In response to:

The Real Legacy of Steve Jobs from the February 11, 2016 issue

To the Editors:

Letters-apple

Regarding Sue Halpern’s review of books about Steve Jobs [NYR, February 11]:

I had one, albeit long-distance, encounter with Steve Jobs. I had come to the conclusion that the Apple logo with the bite out of the apple was a “pun.” A byte in computer lingo is eight bits, where a bit is one on–off unit of information. Things are often coded in bytes. So I asked Walter Isaacson, the author of Steve Jobs, to ask Jobs himself. He replied as follows:

I asked Steve Jobs this, and also about my daughter’s belief (shared by others) that the bitten apple was an homage to Turing. I have a graph about it in the intro of the book and a little bit more in the section on the logo design. As for a nod to Turing, he said that he wished they’d been clever enough to think of that, but they didn’t.

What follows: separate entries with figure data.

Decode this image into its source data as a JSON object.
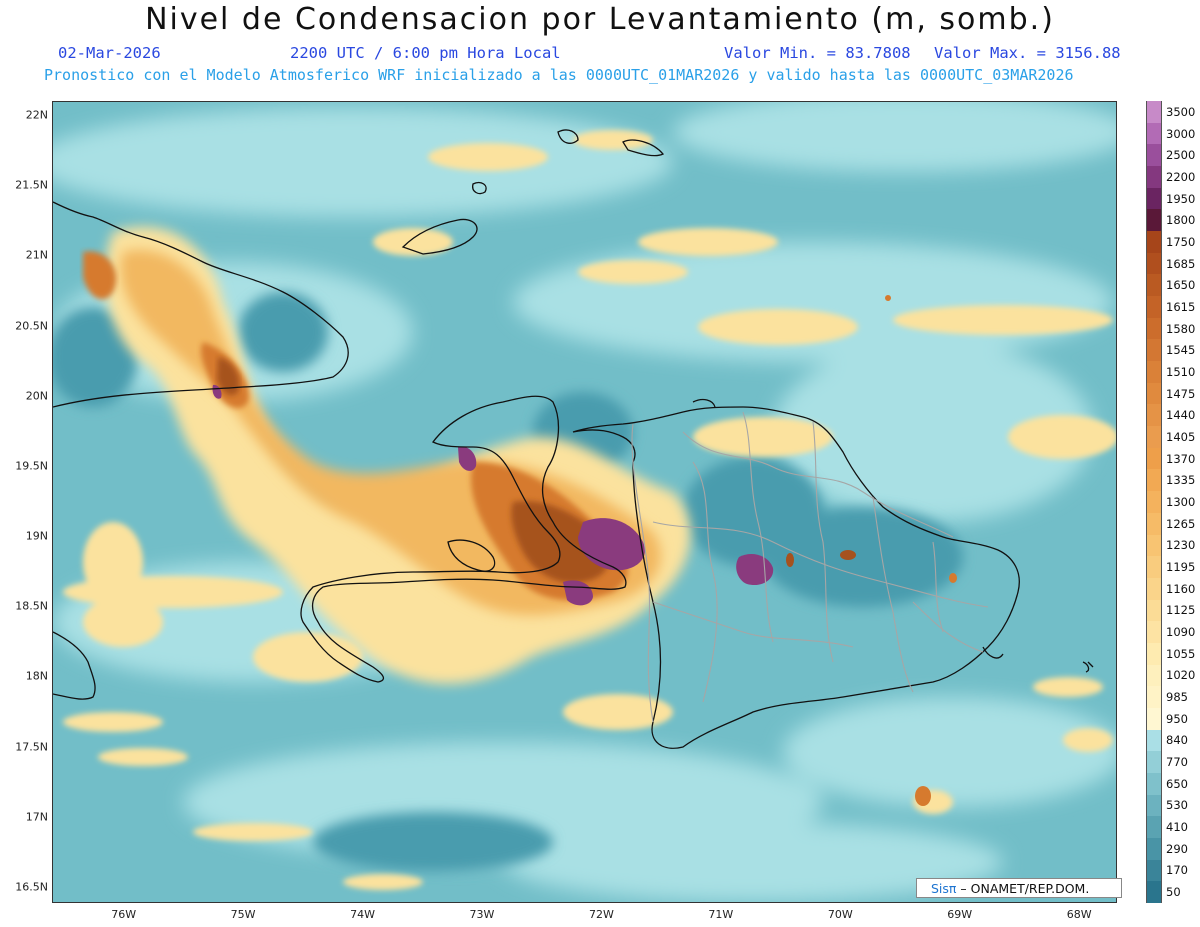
{
  "header": {
    "title": "Nivel de Condensacion por Levantamiento (m, somb.)",
    "date": "02-Mar-2026",
    "time": "2200 UTC / 6:00 pm Hora Local",
    "min_label": "Valor Min. = 83.7808",
    "max_label": "Valor Max. = 3156.88",
    "forecast": "Pronostico con el Modelo Atmosferico WRF inicializado a las 0000UTC_01MAR2026 y valido hasta las  0000UTC_03MAR2026"
  },
  "map": {
    "lat_labels": [
      "22N",
      "21.5N",
      "21N",
      "20.5N",
      "20N",
      "19.5N",
      "19N",
      "18.5N",
      "18N",
      "17.5N",
      "17N",
      "16.5N"
    ],
    "lon_labels": [
      "76W",
      "75W",
      "74W",
      "73W",
      "72W",
      "71W",
      "70W",
      "69W",
      "68W"
    ],
    "lat_range": [
      16.4,
      22.1
    ],
    "lon_range": [
      -76.6,
      -67.7
    ],
    "colors": {
      "ocean": "#72bec8",
      "ocean_dark": "#4a9cae",
      "light": "#a9e0e4",
      "yellow": "#fbe29e",
      "orange": "#f2b861",
      "dark_orange": "#d67a2e",
      "brown": "#a6521e",
      "purple": "#8a3b7e",
      "coast": "#111111",
      "border": "#a6a6a6"
    }
  },
  "colorbar": {
    "labels": [
      "3500",
      "3000",
      "2500",
      "2200",
      "1950",
      "1800",
      "1750",
      "1685",
      "1650",
      "1615",
      "1580",
      "1545",
      "1510",
      "1475",
      "1440",
      "1405",
      "1370",
      "1335",
      "1300",
      "1265",
      "1230",
      "1195",
      "1160",
      "1125",
      "1090",
      "1055",
      "1020",
      "985",
      "950",
      "840",
      "770",
      "650",
      "530",
      "410",
      "290",
      "170",
      "50"
    ],
    "colors": [
      "#c78ac8",
      "#b26bb5",
      "#9a4f9c",
      "#84387f",
      "#6a2461",
      "#5a1838",
      "#a6451a",
      "#b04f1e",
      "#ba5a22",
      "#c46327",
      "#cc6d2c",
      "#d37733",
      "#da8138",
      "#e08a3e",
      "#e59346",
      "#ea9c4e",
      "#ee9f4a",
      "#f2a953",
      "#f4b25d",
      "#f6bb67",
      "#f8c472",
      "#f9cc7e",
      "#fad48a",
      "#fbdc96",
      "#fde3a3",
      "#feebb0",
      "#fef0bd",
      "#fff3c6",
      "#fff7d2",
      "#aadfe6",
      "#93cfd7",
      "#7fc1cb",
      "#6cb2bf",
      "#5aa3b2",
      "#4994a6",
      "#3a8499",
      "#2a758d"
    ]
  },
  "credit": {
    "brand": "Sisπ",
    "text": " – ONAMET/REP.DOM."
  }
}
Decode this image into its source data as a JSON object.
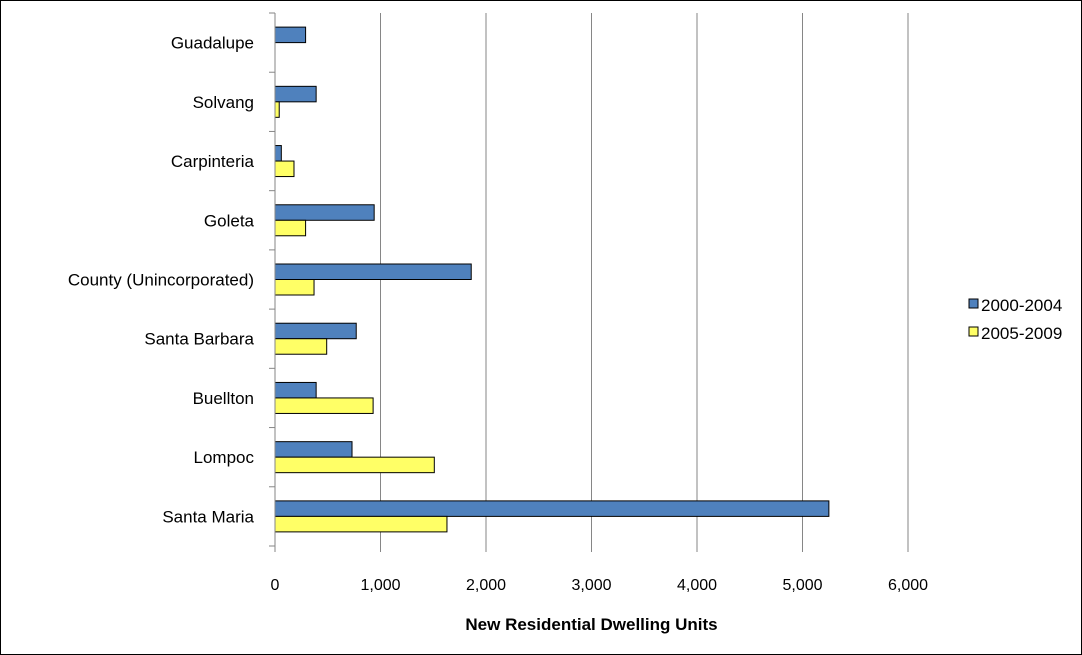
{
  "chart_data": {
    "type": "bar",
    "orientation": "horizontal",
    "categories": [
      "Guadalupe",
      "Solvang",
      "Carpinteria",
      "Goleta",
      "County (Unincorporated)",
      "Santa Barbara",
      "Buellton",
      "Lompoc",
      "Santa Maria"
    ],
    "series": [
      {
        "name": "2000-2004",
        "color": "#4F81BD",
        "values": [
          290,
          390,
          60,
          940,
          1860,
          770,
          390,
          730,
          5250
        ]
      },
      {
        "name": "2005-2009",
        "color": "#FFFF66",
        "values": [
          0,
          40,
          180,
          290,
          370,
          490,
          930,
          1510,
          1630
        ]
      }
    ],
    "title": "",
    "xlabel": "New Residential  Dwelling Units",
    "ylabel": "",
    "xlim": [
      0,
      6000
    ],
    "x_ticks": [
      0,
      1000,
      2000,
      3000,
      4000,
      5000,
      6000
    ],
    "x_tick_labels": [
      "0",
      "1,000",
      "2,000",
      "3,000",
      "4,000",
      "5,000",
      "6,000"
    ],
    "grid": "vertical",
    "legend_position": "right"
  }
}
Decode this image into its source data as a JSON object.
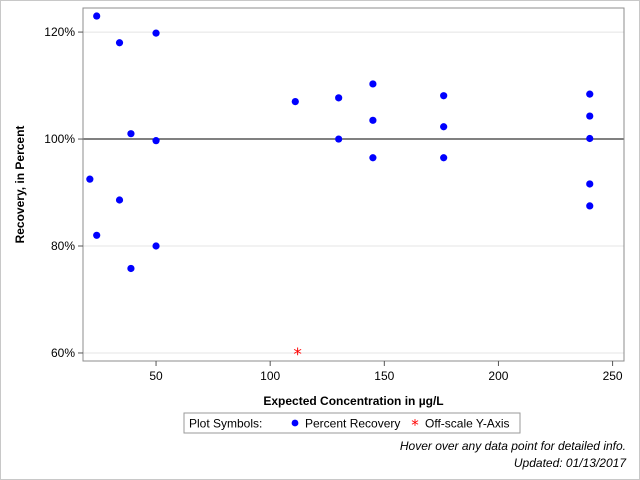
{
  "chart_data": {
    "type": "scatter",
    "title": "",
    "xlabel": "Expected Concentration in µg/L",
    "ylabel": "Recovery, in Percent",
    "xlim": [
      18,
      255
    ],
    "ylim": [
      58.5,
      124.5
    ],
    "xticks": [
      50,
      100,
      150,
      200,
      250
    ],
    "yticks": [
      60,
      80,
      100,
      120
    ],
    "ytick_format": "{v}%",
    "reference_line_y": 100,
    "grid": "horizontal",
    "series": [
      {
        "name": "Percent Recovery",
        "color": "#0000ff",
        "marker": "circle",
        "points": [
          [
            24,
            123
          ],
          [
            34,
            118
          ],
          [
            50,
            119.8
          ],
          [
            39,
            101
          ],
          [
            50,
            99.7
          ],
          [
            21,
            92.5
          ],
          [
            34,
            88.6
          ],
          [
            24,
            82
          ],
          [
            50,
            80
          ],
          [
            39,
            75.8
          ],
          [
            111,
            107
          ],
          [
            130,
            107.7
          ],
          [
            145,
            110.3
          ],
          [
            176,
            108.1
          ],
          [
            130,
            100
          ],
          [
            145,
            103.5
          ],
          [
            176,
            102.3
          ],
          [
            145,
            96.5
          ],
          [
            176,
            96.5
          ],
          [
            240,
            108.4
          ],
          [
            240,
            104.3
          ],
          [
            240,
            100.1
          ],
          [
            240,
            91.6
          ],
          [
            240,
            87.5
          ]
        ]
      },
      {
        "name": "Off-scale Y-Axis",
        "color": "#ff0000",
        "marker": "asterisk",
        "points": [
          [
            112,
            60
          ]
        ]
      }
    ]
  },
  "legend": {
    "title": "Plot Symbols:",
    "items": [
      "Percent Recovery",
      "Off-scale Y-Axis"
    ]
  },
  "footnotes": {
    "hover": "Hover over any data point for detailed info.",
    "updated": "Updated: 01/13/2017"
  }
}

As for the bite, he said they first looked at it without a bite, but it kept looking like a cherry to him; the bite made it look like an apple.

As for why he chose the apple as a name: he and Steve Wozniak were working on an apple commune at the time. Jobs liked the friendly sound of Apple as a computer name. Friendly and a bit quirky, causing people to take notice and be slightly amused. Plus it got them in front of Atari in the phone book.